Better than a hangover - a manicure! Photo: Dimitri Vervitsiotis
The summer soiree season might be in full swing but a curious thing is happening in the corporate world. The boozy end-of-year bash is being replaced by massages, manicures and pedicures. In short, pampering is the new partying, and health and wellness is the new way to hobnob.
Case in point: a leading real estate firm in Sydney that eschewed its usual liquid lunch in favour of indulgence of a different kind at a local beauty salon and spa. “We've had a lot of great life coaches do training seminars about the importance of work-life balance so we thought a night of pampering would be perfect. It was a fun and healthy evening with sushi and everyone, including the guys, had facials, massages and manicures. The staff loved it and felt great after,” says Susannah Anderson, managing director of Di Jones Real Estate.
Also getting in on the pampering act by opting to let off some steam at the nail bar (rather than in a drunken bar) were the money men and women from Perpetual Finance who recently held a team-building event at Polished Beauty Bar in Woollahra. “They hired out our entire space and staff could choose from manicures, pedicures, brow shaping, blow dry or massage,” says Jo Patterson, director of Polished Beauty Bar, who believes enjoying a few beauty treatments is becoming the preferred alternative to the typical alcohol-fuelled work lunch.
Advertising and media industry executives are turning to nail bars and pedicure stations to conduct meetings. Photo by Tamara Dean.
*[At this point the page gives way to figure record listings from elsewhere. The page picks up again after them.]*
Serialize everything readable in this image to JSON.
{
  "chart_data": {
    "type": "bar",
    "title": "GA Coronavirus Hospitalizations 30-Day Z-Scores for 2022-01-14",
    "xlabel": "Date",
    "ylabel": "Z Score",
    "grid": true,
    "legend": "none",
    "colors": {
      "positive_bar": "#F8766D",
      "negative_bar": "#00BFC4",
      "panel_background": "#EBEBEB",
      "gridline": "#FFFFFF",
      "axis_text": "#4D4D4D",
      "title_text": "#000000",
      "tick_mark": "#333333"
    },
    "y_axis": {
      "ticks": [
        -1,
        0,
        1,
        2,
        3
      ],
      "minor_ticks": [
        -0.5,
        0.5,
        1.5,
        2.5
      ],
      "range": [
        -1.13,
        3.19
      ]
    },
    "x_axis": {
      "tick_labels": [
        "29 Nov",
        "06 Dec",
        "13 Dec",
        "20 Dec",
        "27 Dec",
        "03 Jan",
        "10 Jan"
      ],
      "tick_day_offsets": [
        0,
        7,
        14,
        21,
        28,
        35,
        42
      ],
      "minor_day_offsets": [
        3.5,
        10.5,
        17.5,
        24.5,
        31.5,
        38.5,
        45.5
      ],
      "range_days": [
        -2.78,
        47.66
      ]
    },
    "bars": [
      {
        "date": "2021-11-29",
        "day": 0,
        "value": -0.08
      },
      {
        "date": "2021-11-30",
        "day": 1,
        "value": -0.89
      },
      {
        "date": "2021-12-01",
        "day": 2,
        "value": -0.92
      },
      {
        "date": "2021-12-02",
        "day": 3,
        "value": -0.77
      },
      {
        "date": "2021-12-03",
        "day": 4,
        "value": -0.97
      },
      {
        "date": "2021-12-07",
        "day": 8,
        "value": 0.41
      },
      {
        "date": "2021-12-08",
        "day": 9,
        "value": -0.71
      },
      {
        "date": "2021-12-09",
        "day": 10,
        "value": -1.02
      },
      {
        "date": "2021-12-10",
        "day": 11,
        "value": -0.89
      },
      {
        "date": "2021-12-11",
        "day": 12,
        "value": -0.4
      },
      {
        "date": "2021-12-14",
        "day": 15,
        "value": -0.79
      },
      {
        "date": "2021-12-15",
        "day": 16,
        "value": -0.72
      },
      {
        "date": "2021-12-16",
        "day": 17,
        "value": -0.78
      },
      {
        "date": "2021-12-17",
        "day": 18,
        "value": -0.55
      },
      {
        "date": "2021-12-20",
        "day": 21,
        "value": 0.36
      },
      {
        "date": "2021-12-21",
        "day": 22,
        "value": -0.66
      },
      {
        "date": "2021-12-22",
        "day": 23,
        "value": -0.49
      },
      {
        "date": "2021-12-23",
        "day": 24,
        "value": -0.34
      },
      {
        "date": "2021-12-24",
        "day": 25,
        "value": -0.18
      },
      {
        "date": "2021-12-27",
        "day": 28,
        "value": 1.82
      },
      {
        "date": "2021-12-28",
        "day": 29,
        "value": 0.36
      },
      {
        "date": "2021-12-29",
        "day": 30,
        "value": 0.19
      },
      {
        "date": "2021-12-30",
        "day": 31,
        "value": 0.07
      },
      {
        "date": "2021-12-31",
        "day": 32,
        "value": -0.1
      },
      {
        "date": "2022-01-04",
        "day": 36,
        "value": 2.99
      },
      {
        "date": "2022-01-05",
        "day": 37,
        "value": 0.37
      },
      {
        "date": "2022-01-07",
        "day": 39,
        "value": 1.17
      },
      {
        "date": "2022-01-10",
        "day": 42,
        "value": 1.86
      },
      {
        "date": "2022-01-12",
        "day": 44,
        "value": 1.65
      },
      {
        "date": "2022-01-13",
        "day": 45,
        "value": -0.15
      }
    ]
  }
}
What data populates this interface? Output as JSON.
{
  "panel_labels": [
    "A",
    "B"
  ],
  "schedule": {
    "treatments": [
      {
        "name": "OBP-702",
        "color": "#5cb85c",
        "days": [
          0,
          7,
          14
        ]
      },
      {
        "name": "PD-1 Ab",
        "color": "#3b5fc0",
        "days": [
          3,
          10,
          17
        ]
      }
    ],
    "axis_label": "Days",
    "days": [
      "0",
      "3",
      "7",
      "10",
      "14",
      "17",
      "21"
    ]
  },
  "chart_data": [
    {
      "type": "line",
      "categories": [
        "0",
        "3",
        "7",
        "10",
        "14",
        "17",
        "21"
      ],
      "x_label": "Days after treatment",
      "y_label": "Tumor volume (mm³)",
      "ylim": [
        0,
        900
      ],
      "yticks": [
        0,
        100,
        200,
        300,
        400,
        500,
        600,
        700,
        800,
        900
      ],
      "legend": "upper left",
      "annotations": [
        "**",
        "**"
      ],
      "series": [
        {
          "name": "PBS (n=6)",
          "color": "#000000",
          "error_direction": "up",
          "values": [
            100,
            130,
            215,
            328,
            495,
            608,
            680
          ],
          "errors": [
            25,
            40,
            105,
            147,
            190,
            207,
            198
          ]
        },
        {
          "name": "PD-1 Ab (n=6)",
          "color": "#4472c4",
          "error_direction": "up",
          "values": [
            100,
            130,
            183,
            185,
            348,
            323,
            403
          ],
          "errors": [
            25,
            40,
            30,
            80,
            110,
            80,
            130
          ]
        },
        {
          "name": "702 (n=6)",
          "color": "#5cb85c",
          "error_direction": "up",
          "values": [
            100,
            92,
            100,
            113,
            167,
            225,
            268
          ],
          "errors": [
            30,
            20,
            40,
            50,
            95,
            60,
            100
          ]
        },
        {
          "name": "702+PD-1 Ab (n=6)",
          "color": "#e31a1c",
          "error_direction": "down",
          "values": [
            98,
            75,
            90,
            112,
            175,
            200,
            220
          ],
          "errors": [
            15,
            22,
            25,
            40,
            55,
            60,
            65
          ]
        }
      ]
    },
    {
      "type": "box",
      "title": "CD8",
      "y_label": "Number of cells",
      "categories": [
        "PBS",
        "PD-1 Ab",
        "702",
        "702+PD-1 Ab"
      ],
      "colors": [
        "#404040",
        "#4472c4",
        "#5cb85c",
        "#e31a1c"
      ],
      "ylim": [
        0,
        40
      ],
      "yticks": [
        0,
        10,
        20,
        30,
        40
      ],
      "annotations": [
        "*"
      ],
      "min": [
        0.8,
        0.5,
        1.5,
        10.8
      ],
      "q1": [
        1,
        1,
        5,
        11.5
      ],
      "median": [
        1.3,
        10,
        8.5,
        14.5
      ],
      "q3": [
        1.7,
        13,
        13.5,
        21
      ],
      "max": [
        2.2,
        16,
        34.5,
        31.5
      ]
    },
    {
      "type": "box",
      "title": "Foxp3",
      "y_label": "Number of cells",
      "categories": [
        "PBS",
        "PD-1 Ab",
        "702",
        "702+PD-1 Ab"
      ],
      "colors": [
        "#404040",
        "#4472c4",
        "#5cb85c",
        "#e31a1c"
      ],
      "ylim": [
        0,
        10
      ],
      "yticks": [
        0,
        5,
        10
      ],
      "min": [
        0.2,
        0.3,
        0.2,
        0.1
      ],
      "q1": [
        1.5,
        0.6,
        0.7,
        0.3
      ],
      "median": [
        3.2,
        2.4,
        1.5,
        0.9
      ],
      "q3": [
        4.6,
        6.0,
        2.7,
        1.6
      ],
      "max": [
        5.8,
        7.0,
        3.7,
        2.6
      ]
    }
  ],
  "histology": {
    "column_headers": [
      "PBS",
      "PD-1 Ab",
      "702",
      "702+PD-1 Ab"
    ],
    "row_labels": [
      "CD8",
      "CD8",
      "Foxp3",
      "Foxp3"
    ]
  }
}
“The thing I hear over and over from clients is that they are tired of those kind of events. Also many companies have now implemented rules that stipulate staff can no longer drink at lunch,” says Patterson, who also regularly witnesses power meetings being held over manicures and pedicures.
“A lot of corporates, especially in the advertising and media industry, bring in clients and take over our nail bar and pedicure station to conduct meetings,” says Patterson.
Josh Oakes, Director of MPT Corporate Events, agrees the trend for health and wellness is taking off. “We've definitely seen an increase in inquiries for these sort of experiences recently. Just last week we organised a sunrise balloon ride followed by a manicure and pedicure. Usually that would have ended in a champagne breakfast,” says Oakes.
Such is the new-found lust for rejuvenation over annihilation, stressed-out execs needn't even set foot out of the office to get their fill. The emergence of mobile beauty therapists and pamper parties, unleashing an army of experts providing treatments at workplaces or offices, has seen to that.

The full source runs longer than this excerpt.